Swift Playground Books are going to usher in an entirely new interactive experience to learning a programming language. There have been various creative ways to learn new programming languages for years, but nothing like what Swift Playground Books will provide. I see two key factors that will enable Swift Playground Books to revolutionize the way that programming languages are learned, while also making Swift mega popular:
- Apple controls the whole ecosystem – iPad, IDE, and language. Well ya okay technically Swift is open source, but at least Apple controls the hardware and the IDE. The hardware being the iPad, and the IDE being the Swift Playgrounds app. Just like they’ve done for years, by controlling the whole ecosystem, Apple gets to ensure a top notch experience.
- iPad learning – Learning on a tablet, an iPad to be specific, will appeal to a much wider audience in a much wider set of circumstances. Ya the iPad has lost some appeal lately, but despite that, I foresee huge sections of people in new age groups using Swift Playground Books to learn the Swift programming language (not just “kids”).
Why Playground Books?
The new iOS 10 iPad app, Swift Playgrounds, is pretty cool on its own. Awesome autocompletion, touching and dragging brackets around, immediate feedback on written code, and more all contribute to a whole new way of programming. I’m not going to rehash the app in detail, this blog has a nice summary, and I also suggest watching the WWDC 2016 session “Introducing Swift Playgrounds”. (The last 10 minutes are super cool where a Sphero robot is controlled from an iPad, live on stage).
We can’t actually create apps in Swift Playgrounds yet, so until then, Swift Playgrounds is pretty much designated an exploratory and educational tool, and I’m okay with that. Regarding informal exploration of the Swift language, I see a lot of this happening in one-off playgrounds themselves. A standalone playground file is the perfect resource to try things out, learn about a specific topic, and just have fun. Swift Playground Books though is a giant step forward in organized and collated learning. Rather than just consuming a single playground, Swift Playground Books allow authors to aggregate content into an actual book-like, yet interactive experience.
Playground Books support a nested chapter and page structure, just like a real book. Additionally, there’s a cool new type of “page” called a cut-scene. Imagine that you complete a chapter in the book, and as a reward get to watch a little animation celebrating your victory, while also setting up the next challenge. As an author, you can also programmatically designate assessments on a chapter – did the user complete it successfully?
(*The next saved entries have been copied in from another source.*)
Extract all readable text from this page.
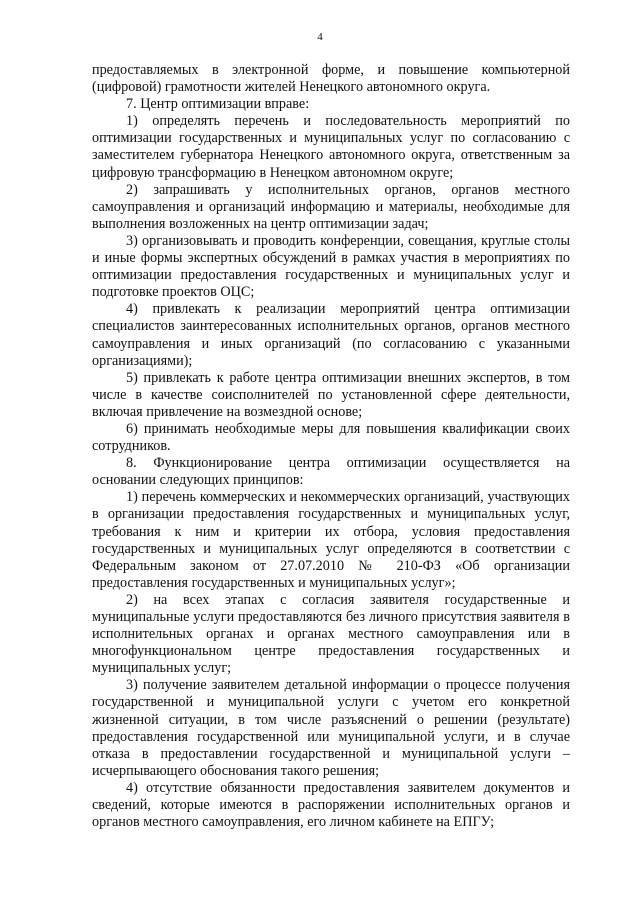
4

предоставляемых в электронной форме, и повышение компьютерной (цифровой) грамотности жителей Ненецкого автономного округа.

7. Центр оптимизации вправе:

1) определять перечень и последовательность мероприятий по оптимизации государственных и муниципальных услуг по согласованию с заместителем губернатора Ненецкого автономного округа, ответственным за цифровую трансформацию в Ненецком автономном округе;

2) запрашивать у исполнительных органов, органов местного самоуправления и организаций информацию и материалы, необходимые для выполнения возложенных на центр оптимизации задач;

3) организовывать и проводить конференции, совещания, круглые столы и иные формы экспертных обсуждений в рамках участия в мероприятиях по оптимизации предоставления государственных и муниципальных услуг и подготовке проектов ОЦС;

4) привлекать к реализации мероприятий центра оптимизации специалистов заинтересованных исполнительных органов, органов местного самоуправления и иных организаций (по согласованию с указанными организациями);

5) привлекать к работе центра оптимизации внешних экспертов, в том числе в качестве соисполнителей по установленной сфере деятельности, включая привлечение на возмездной основе;

6) принимать необходимые меры для повышения квалификации своих сотрудников.

8. Функционирование центра оптимизации осуществляется на основании следующих принципов:

1) перечень коммерческих и некоммерческих организаций, участвующих в организации предоставления государственных и муниципальных услуг, требования к ним и критерии их отбора, условия предоставления государственных и муниципальных услуг определяются в соответствии с Федеральным законом от 27.07.2010 № 210-ФЗ «Об организации предоставления государственных и муниципальных услуг»;

2) на всех этапах с согласия заявителя государственные и муниципальные услуги предоставляются без личного присутствия заявителя в исполнительных органах и органах местного самоуправления или в многофункциональном центре предоставления государственных и муниципальных услуг;

3) получение заявителем детальной информации о процессе получения государственной и муниципальной услуги с учетом его конкретной жизненной ситуации, в том числе разъяснений о решении (результате) предоставления государственной или муниципальной услуги, и в случае отказа в предоставлении государственной и муниципальной услуги – исчерпывающего обоснования такого решения;

4) отсутствие обязанности предоставления заявителем документов и сведений, которые имеются в распоряжении исполнительных органов и органов местного самоуправления, его личном кабинете на ЕПГУ;
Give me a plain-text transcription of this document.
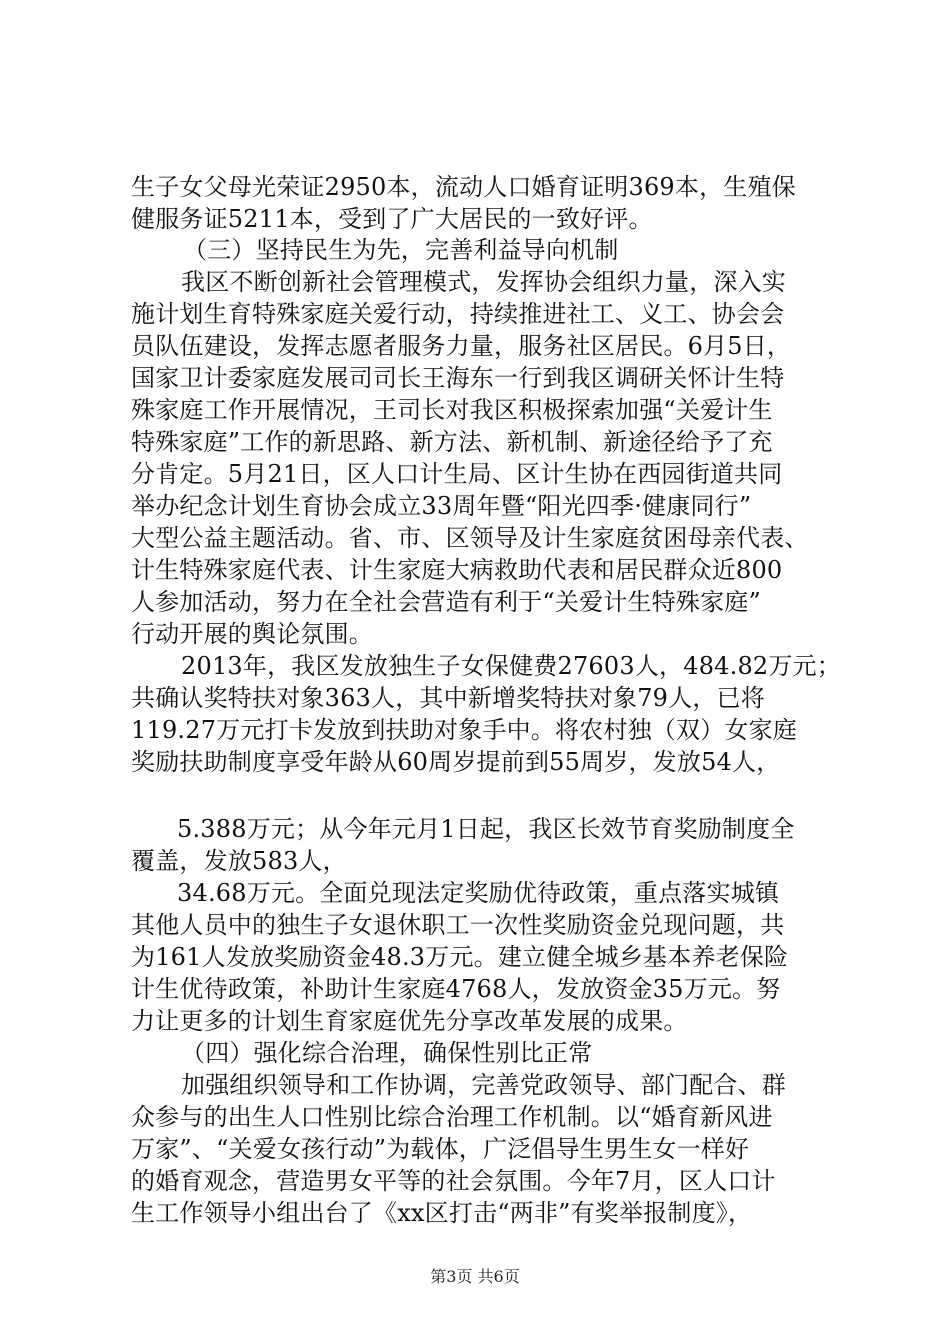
生子女父母光荣证2950本，流动人口婚育证明369本，生殖保
健服务证5211本，受到了广大居民的一致好评。
（三）坚持民生为先，完善利益导向机制
我区不断创新社会管理模式，发挥协会组织力量，深入实
施计划生育特殊家庭关爱行动，持续推进社工、义工、协会会
员队伍建设，发挥志愿者服务力量，服务社区居民。6月5日，
国家卫计委家庭发展司司长王海东一行到我区调研关怀计生特
殊家庭工作开展情况，王司长对我区积极探索加强“关爱计生
特殊家庭”工作的新思路、新方法、新机制、新途径给予了充
分肯定。5月21日，区人口计生局、区计生协在西园街道共同
举办纪念计划生育协会成立33周年暨“阳光四季·健康同行”
大型公益主题活动。省、市、区领导及计生家庭贫困母亲代表、
计生特殊家庭代表、计生家庭大病救助代表和居民群众近800
人参加活动，努力在全社会营造有利于“关爱计生特殊家庭”
行动开展的舆论氛围。
2013年，我区发放独生子女保健费27603人，484.82万元；
共确认奖特扶对象363人，其中新增奖特扶对象79人，已将
119.27万元打卡发放到扶助对象手中。将农村独（双）女家庭
奖励扶助制度享受年龄从60周岁提前到55周岁，发放54人，
5.388万元；从今年元月1日起，我区长效节育奖励制度全
覆盖，发放583人，
34.68万元。全面兑现法定奖励优待政策，重点落实城镇
其他人员中的独生子女退休职工一次性奖励资金兑现问题，共
为161人发放奖励资金48.3万元。建立健全城乡基本养老保险
计生优待政策，补助计生家庭4768人，发放资金35万元。努
力让更多的计划生育家庭优先分享改革发展的成果。
（四）强化综合治理，确保性别比正常
加强组织领导和工作协调，完善党政领导、部门配合、群
众参与的出生人口性别比综合治理工作机制。以“婚育新风进
万家”、“关爱女孩行动”为载体，广泛倡导生男生女一样好
的婚育观念，营造男女平等的社会氛围。今年7月，区人口计
生工作领导小组出台了《xx区打击“两非”有奖举报制度》，
第3页 共6页
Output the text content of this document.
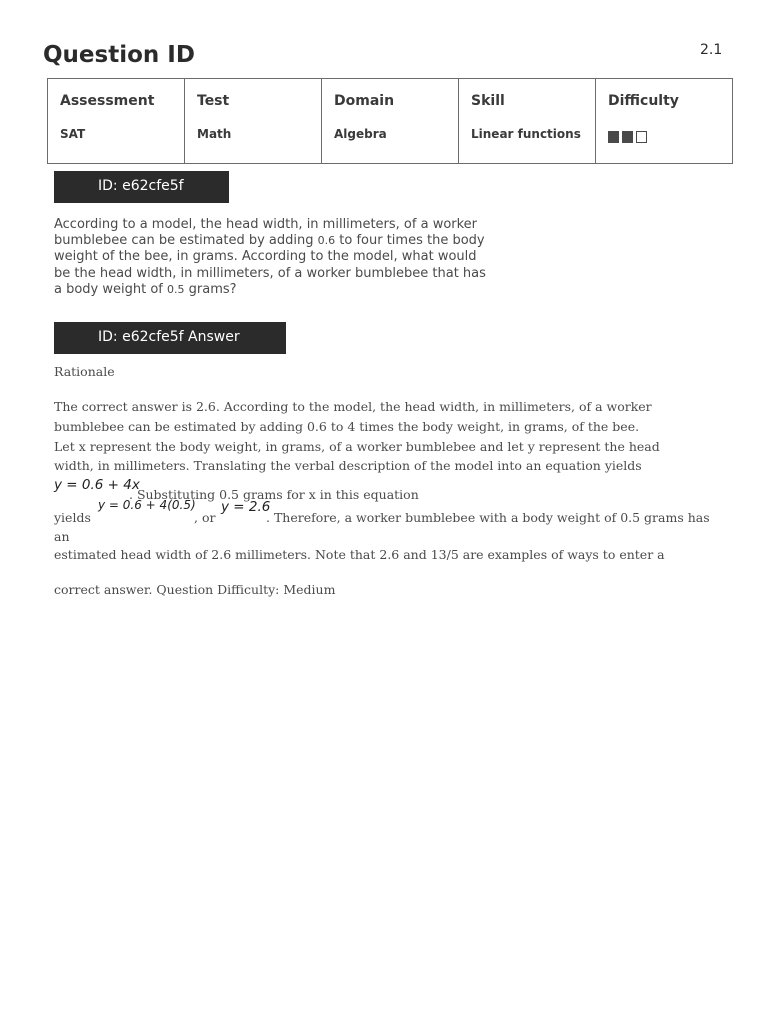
Question ID	2.1
Assessment	Test	Domain	Skill	Difficulty
SAT	Math	Algebra	Linear functions	
ID: e62cfe5f

According to a model, the head width, in millimeters, of a worker bumblebee can be estimated by adding 0.6 to four times the body weight of the bee, in grams. According to the model, what would be the head width, in millimeters, of a worker bumblebee that has a body weight of 0.5 grams?

ID: e62cfe5f Answer
Rationale
The correct answer is 2.6. According to the model, the head width, in millimeters, of a worker
bumblebee can be estimated by adding 0.6 to 4 times the body weight, in grams, of the bee.
Let x represent the body weight, in grams, of a worker bumblebee and let y represent the head
width, in millimeters. Translating the verbal description of the model into an equation yields
y = 0.6 + 4x
. Substituting 0.5 grams for x in this equation
yields
y = 0.6 + 4(0.5)
, or
y = 2.6
. Therefore, a worker bumblebee with a body weight of 0.5 grams has
an
estimated head width of 2.6 millimeters. Note that 2.6 and 13/5 are examples of ways to enter a
correct answer. Question Difficulty: Medium
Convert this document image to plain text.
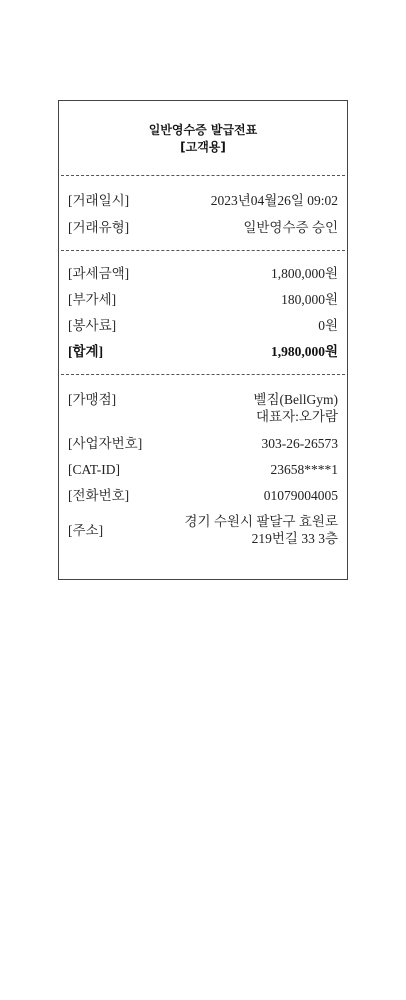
일반영수증 발급전표
[고객용]
[거래일시]	2023년04월26일 09:02
[거래유형]	일반영수증 승인
[과세금액]	1,800,000원
[부가세]	180,000원
[봉사료]	0원
[합계]	1,980,000원
[가맹점]	벨짐(BellGym)
대표자:오가람
[사업자번호]	303-26-26573
[CAT-ID]	23658****1
[전화번호]	01079004005
[주소]
경기 수원시 팔달구 효원로
219번길 33 3층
This shows up in the Table of Contents as a green checkmark.
Striving to get all the green checkmarks like that are what make me so prone to get sucked into compulsively completing something, and in this case learning. 🙂
In addition to the assessments, there is built in support for the following:
- Glossary – You can link terms at the tap of a finger.
- Regions – Annotate pieces of code so that the user literally only needs to fill in specific parts to complete the challenge.
- Shortcuts – Control what shows in the Helper Bar.
- Hints – After the user has provided a response, if it isn’t quite correct you can code a “hint” to be displayed.
- Resetting – The reader can either reset a page, or the entire document to start all over.
- Live View – You can trigger a Live View to interact with that takes up half the screen. The idea is that the user writes code on the left hand side of the window – the Contents View, while interactive results are displayed on the right hand side – the Live View.
(There are actually some specific APIs to use in order to pass data back and forth between the Contents View and the Live View. See
Playground Book Format
Swift Playground Books are easy to create. They are literally just a folder, with a particular structure, and a couple configuration files. Check Apple’s official documentation for details on setting up the directory and file structure, it’s dead simple. And since it’s all just text and folders, it can be version managed just like any other code or project!
Despite it being simple, I’ve had some issues getting it actually working on iOS 10 Developer Beta 1 and 2. For some reason, Swift Playgrounds isn’t recognizing my Swift Playground Books as something it can read. Instead, it just lets me browse the directory hierarchy, never actually opening it as a Swift Playground Book.
This folder should be detected as a Swift Playground Book that may be opened. Apple even recognizes the .folder extension in their documentation as something expected, and something that should be there. Maybe it’s just too early of a beta, or maybe I’m having problems since I’m trying to create these on OS X El Capitan rather than Sierra? I’ll continue to dig and post and update when I figure it out.
Playground Book Store?
One thing on my mind is whether Apple will provide some sort of store front for the Swift Playground Books. I could see significant effort and time spent on developing complex books that could provide hours of entertainment and learning for end users through discovery within a Swift Playground Book. It’s certainly a ripe business opportunity. Right now, there are only two tabs in the Swift Playground app: Featured, and My Playgrounds. I wonder if they will eventually create a store front to purchase Swift Playground Books through? And if so, will be be protected my DRM at all?
I have so many ideas for content to create and distribute in Swift Playground Books. And besides that, I can’t wait to sit on the couch with my kids and reveal the amazing world of computer programming to them through Swift Playgrounds. How about you?